The second month of training started to ramp up with still low mileage but more elevation .A different approach to last year's trainning. I have also not ben religious on the diet and have lost a little weight more notably around the waist but at 75kgs I am fairly stable but needing to get closer to 70 kg .
Week4 Jan 30th to 5 Feb
|Matilda Bay run|
Slow start with a 7.5km easy run .Just tired from Sunday .Was suppose to be a 12lm easy run .
Hills run and ran from the office to Kings Park where I ran along the bike path ,Malcolm street and Mount street all with gradients varying between 5 to 8% and managed just 9km in 80 minutes of running in the heat .
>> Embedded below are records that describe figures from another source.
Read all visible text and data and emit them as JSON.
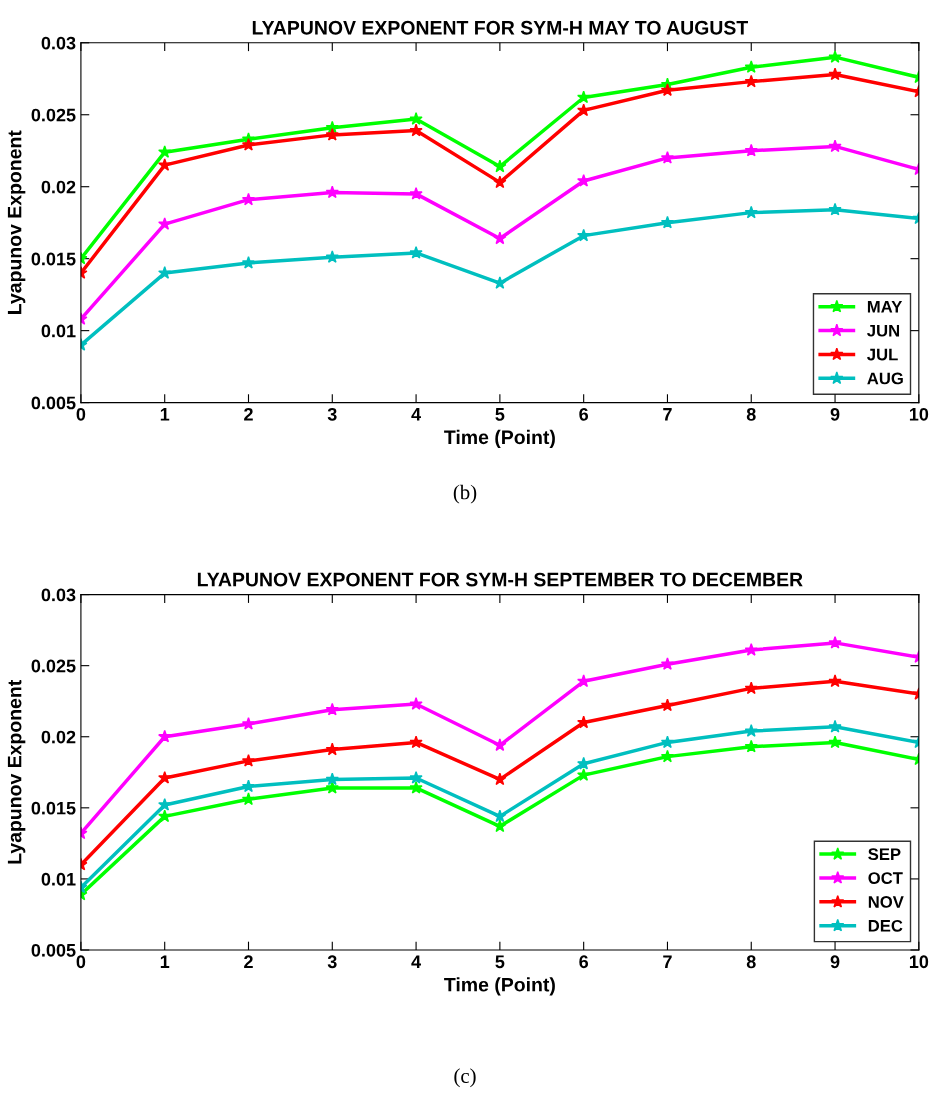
{
  "chart_data": [
    {
      "type": "line",
      "title": "LYAPUNOV EXPONENT FOR SYM-H MAY TO AUGUST",
      "xlabel": "Time (Point)",
      "ylabel": "Lyapunov Exponent",
      "x": [
        0,
        1,
        2,
        3,
        4,
        5,
        6,
        7,
        8,
        9,
        10
      ],
      "series": [
        {
          "name": "MAY",
          "color": "#00ff00",
          "values": [
            0.015,
            0.0224,
            0.0233,
            0.0241,
            0.0247,
            0.0214,
            0.0262,
            0.0271,
            0.0283,
            0.029,
            0.0276
          ]
        },
        {
          "name": "JUN",
          "color": "#ff00ff",
          "values": [
            0.0108,
            0.0174,
            0.0191,
            0.0196,
            0.0195,
            0.0164,
            0.0204,
            0.022,
            0.0225,
            0.0228,
            0.0212
          ]
        },
        {
          "name": "JUL",
          "color": "#ff0000",
          "values": [
            0.014,
            0.0215,
            0.0229,
            0.0236,
            0.0239,
            0.0203,
            0.0253,
            0.0267,
            0.0273,
            0.0278,
            0.0266
          ]
        },
        {
          "name": "AUG",
          "color": "#00bfbf",
          "values": [
            0.009,
            0.014,
            0.0147,
            0.0151,
            0.0154,
            0.0133,
            0.0166,
            0.0175,
            0.0182,
            0.0184,
            0.0178
          ]
        }
      ],
      "xlim": [
        0,
        10
      ],
      "xticks": [
        0,
        1,
        2,
        3,
        4,
        5,
        6,
        7,
        8,
        9,
        10
      ],
      "ylim": [
        0.005,
        0.03
      ],
      "yticks": [
        0.005,
        0.01,
        0.015,
        0.02,
        0.025,
        0.03
      ],
      "grid": false,
      "legend": "bottom right",
      "marker": "star",
      "line_style": "solid",
      "annotations": [
        "(b)"
      ]
    },
    {
      "type": "line",
      "title": "LYAPUNOV EXPONENT FOR SYM-H SEPTEMBER TO DECEMBER",
      "xlabel": "Time (Point)",
      "ylabel": "Lyapunov Exponent",
      "x": [
        0,
        1,
        2,
        3,
        4,
        5,
        6,
        7,
        8,
        9,
        10
      ],
      "series": [
        {
          "name": "SEP",
          "color": "#00ff00",
          "values": [
            0.0089,
            0.0144,
            0.0156,
            0.0164,
            0.0164,
            0.0137,
            0.0173,
            0.0186,
            0.0193,
            0.0196,
            0.0184
          ]
        },
        {
          "name": "OCT",
          "color": "#ff00ff",
          "values": [
            0.0132,
            0.02,
            0.0209,
            0.0219,
            0.0223,
            0.0194,
            0.0239,
            0.0251,
            0.0261,
            0.0266,
            0.0256
          ]
        },
        {
          "name": "NOV",
          "color": "#ff0000",
          "values": [
            0.011,
            0.0171,
            0.0183,
            0.0191,
            0.0196,
            0.017,
            0.021,
            0.0222,
            0.0234,
            0.0239,
            0.023
          ]
        },
        {
          "name": "DEC",
          "color": "#00bfbf",
          "values": [
            0.0094,
            0.0152,
            0.0165,
            0.017,
            0.0171,
            0.0144,
            0.0181,
            0.0196,
            0.0204,
            0.0207,
            0.0196
          ]
        }
      ],
      "xlim": [
        0,
        10
      ],
      "xticks": [
        0,
        1,
        2,
        3,
        4,
        5,
        6,
        7,
        8,
        9,
        10
      ],
      "ylim": [
        0.005,
        0.03
      ],
      "yticks": [
        0.005,
        0.01,
        0.015,
        0.02,
        0.025,
        0.03
      ],
      "grid": false,
      "legend": "bottom right",
      "marker": "star",
      "line_style": "solid",
      "annotations": [
        "(c)"
      ]
    }
  ]
}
Jacobs Ladder with 10 minute warm up then with the running pack did 30 minutes of stairs and 10 minutes running flat before returning and doing another 30 minutes . Managed 10 repeats of Jacobs Ladder which is 240 steps or 45 metres .Distance a miserly 4.5km
I was supposed to ride but slept in
Long run with 3.5 hours at Kings Park starting at 6.30am and we did a run for the first hour then repeats of Kokoda and Mount Street getting to about 1200m of elevation although the Garmin says 975m.Distance run 18.5kms only .
Week2 Feb 6 to 12
Pretty much the same with 15 km easy on Monday which I did along the river in the evening.
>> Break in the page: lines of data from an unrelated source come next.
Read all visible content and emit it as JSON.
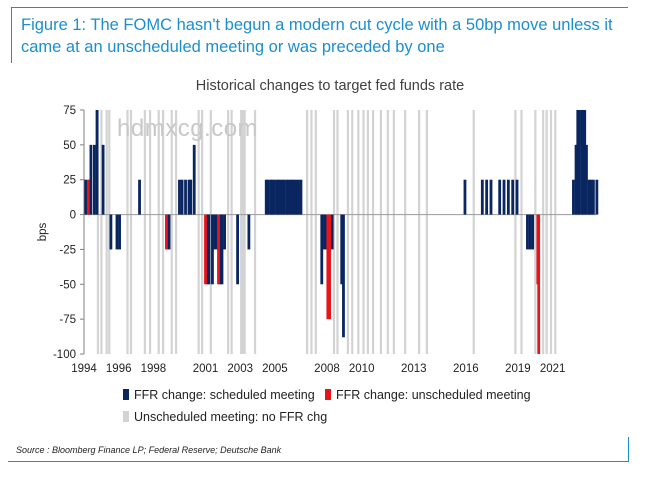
{
  "figure_title": "Figure 1: The FOMC hasn't begun a modern cut cycle with a 50bp move unless it came at an unscheduled meeting or was preceded by one",
  "watermark": "hdmxcg.com",
  "source": "Source : Bloomberg Finance LP; Federal Reserve; Deutsche Bank",
  "colors": {
    "scheduled": "#0a2660",
    "unscheduled": "#e8141b",
    "nochg": "#d3d3d3",
    "accent": "#1a8fd0"
  },
  "chart_data": {
    "type": "bar",
    "title": "Historical changes to target fed funds rate",
    "ylabel": "bps",
    "xlabel": "",
    "ylim": [
      -100,
      75
    ],
    "yticks": [
      75,
      50,
      25,
      0,
      -25,
      -50,
      -75,
      -100
    ],
    "xlim": [
      1994,
      2023.5
    ],
    "xticks": [
      1994,
      1996,
      1998,
      2001,
      2003,
      2005,
      2008,
      2010,
      2013,
      2016,
      2019,
      2021
    ],
    "legend": [
      {
        "key": "scheduled",
        "label": "FFR change: scheduled meeting"
      },
      {
        "key": "unscheduled",
        "label": "FFR change: unscheduled meeting"
      },
      {
        "key": "nochg",
        "label": "Unscheduled meeting: no FFR chg"
      }
    ],
    "series": [
      {
        "name": "FFR change: scheduled meeting",
        "key": "scheduled",
        "points": [
          [
            1994.1,
            25
          ],
          [
            1994.3,
            25
          ],
          [
            1994.4,
            50
          ],
          [
            1994.6,
            50
          ],
          [
            1994.75,
            75
          ],
          [
            1995.1,
            50
          ],
          [
            1995.55,
            -25
          ],
          [
            1995.9,
            -25
          ],
          [
            1996.05,
            -25
          ],
          [
            1997.2,
            25
          ],
          [
            1998.8,
            -25
          ],
          [
            1998.9,
            -25
          ],
          [
            1999.5,
            25
          ],
          [
            1999.65,
            25
          ],
          [
            1999.85,
            25
          ],
          [
            2000.05,
            25
          ],
          [
            2000.15,
            25
          ],
          [
            2000.35,
            50
          ],
          [
            2001.1,
            -50
          ],
          [
            2001.2,
            -50
          ],
          [
            2001.4,
            -50
          ],
          [
            2001.5,
            -25
          ],
          [
            2001.65,
            -25
          ],
          [
            2001.85,
            -50
          ],
          [
            2001.95,
            -50
          ],
          [
            2002.1,
            -25
          ],
          [
            2002.85,
            -50
          ],
          [
            2003.5,
            -25
          ],
          [
            2004.5,
            25
          ],
          [
            2004.6,
            25
          ],
          [
            2004.75,
            25
          ],
          [
            2004.85,
            25
          ],
          [
            2004.95,
            25
          ],
          [
            2005.1,
            25
          ],
          [
            2005.2,
            25
          ],
          [
            2005.3,
            25
          ],
          [
            2005.45,
            25
          ],
          [
            2005.55,
            25
          ],
          [
            2005.7,
            25
          ],
          [
            2005.8,
            25
          ],
          [
            2005.95,
            25
          ],
          [
            2006.05,
            25
          ],
          [
            2006.2,
            25
          ],
          [
            2006.35,
            25
          ],
          [
            2006.5,
            25
          ],
          [
            2007.7,
            -50
          ],
          [
            2007.85,
            -25
          ],
          [
            2007.95,
            -25
          ],
          [
            2008.3,
            -25
          ],
          [
            2008.85,
            -50
          ],
          [
            2008.95,
            -88
          ],
          [
            2015.95,
            25
          ],
          [
            2016.95,
            25
          ],
          [
            2017.2,
            25
          ],
          [
            2017.45,
            25
          ],
          [
            2017.95,
            25
          ],
          [
            2018.2,
            25
          ],
          [
            2018.45,
            25
          ],
          [
            2018.7,
            25
          ],
          [
            2018.95,
            25
          ],
          [
            2019.55,
            -25
          ],
          [
            2019.7,
            -25
          ],
          [
            2019.85,
            -25
          ],
          [
            2022.2,
            25
          ],
          [
            2022.35,
            50
          ],
          [
            2022.45,
            75
          ],
          [
            2022.55,
            75
          ],
          [
            2022.7,
            75
          ],
          [
            2022.85,
            75
          ],
          [
            2022.95,
            50
          ],
          [
            2023.1,
            25
          ],
          [
            2023.2,
            25
          ],
          [
            2023.35,
            25
          ],
          [
            2023.55,
            25
          ]
        ]
      },
      {
        "name": "FFR change: unscheduled meeting",
        "key": "unscheduled",
        "points": [
          [
            1994.25,
            25
          ],
          [
            1998.75,
            -25
          ],
          [
            2001.0,
            -50
          ],
          [
            2001.75,
            -50
          ],
          [
            2008.05,
            -75
          ],
          [
            2008.15,
            -75
          ],
          [
            2020.15,
            -50
          ],
          [
            2020.2,
            -100
          ]
        ]
      },
      {
        "name": "Unscheduled meeting: no FFR chg",
        "key": "nochg",
        "points": [
          [
            1994.8,
            1
          ],
          [
            1995.0,
            1
          ],
          [
            1995.3,
            1
          ],
          [
            1995.45,
            1
          ],
          [
            1996.5,
            1
          ],
          [
            1996.7,
            1
          ],
          [
            1997.5,
            1
          ],
          [
            1997.8,
            1
          ],
          [
            1998.3,
            1
          ],
          [
            1998.55,
            1
          ],
          [
            1999.05,
            1
          ],
          [
            1999.3,
            1
          ],
          [
            2000.6,
            1
          ],
          [
            2000.8,
            1
          ],
          [
            2001.3,
            1
          ],
          [
            2002.3,
            1
          ],
          [
            2002.5,
            1
          ],
          [
            2003.05,
            1
          ],
          [
            2003.1,
            1
          ],
          [
            2003.15,
            1
          ],
          [
            2003.2,
            1
          ],
          [
            2003.25,
            1
          ],
          [
            2003.85,
            1
          ],
          [
            2006.85,
            1
          ],
          [
            2007.1,
            1
          ],
          [
            2007.35,
            1
          ],
          [
            2008.4,
            1
          ],
          [
            2008.6,
            1
          ],
          [
            2009.2,
            1
          ],
          [
            2009.45,
            1
          ],
          [
            2009.8,
            1
          ],
          [
            2010.1,
            1
          ],
          [
            2010.35,
            1
          ],
          [
            2010.65,
            1
          ],
          [
            2011.1,
            1
          ],
          [
            2011.5,
            1
          ],
          [
            2011.85,
            1
          ],
          [
            2012.5,
            1
          ],
          [
            2013.3,
            1
          ],
          [
            2013.75,
            1
          ],
          [
            2016.45,
            1
          ],
          [
            2018.85,
            1
          ],
          [
            2019.2,
            1
          ],
          [
            2020.0,
            1
          ],
          [
            2020.45,
            1
          ],
          [
            2020.65,
            1
          ],
          [
            2020.9,
            1
          ],
          [
            2021.15,
            1
          ]
        ]
      }
    ]
  }
}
Then on Wednesday did the same hill repeats but in Kings Park running along May Drive for 11km on a gentler gradient and 200m of elevation .Friday Jacobs ladder again with about 5kmsof running on stairs and nearly 500m of elevation
Sunday 3.5 hours with only 15.5kms but managed 1200m of elevation and lots of repeats on Kokoda
Week 3 Feb13 to 19
Same routine as week 2 and on Sunday was a 4 hour session with 1400 m of elevation and only managed 16kms again with lots of Kokoda trail repeats and some at the DNA tower . I started late and ran by myself for the first hour .
Week 4 Feb 20 to 26
Monday was an easy 16 km run which I did in 2 hours slow. Wednesday hills with 80 or 4 x 20 mins with a rest between and 11km with 200m of elevation .Friday the stairs with 5 km and just 75 minutes with a break along the way.Did Jacobs for the first 30 mins and then ran Mount street for 40 minutes or really hiked up the hill for a distance of 5kms only and 500m of elevation.Saturday started riding again with CRT and did a 75km ride and managed to hang in with group 5 .Then in the afternoon a cross fit session at BorisFit.Sunday the long run but not so long this week with a 2 hour run at Reabolt and coffee at Georges after the run.
The first break in the programme with elevation being the key. I managed about 1500 to 2000m of elevation each week in the past few weeks . It hopefully gets better because it doesn't get easier.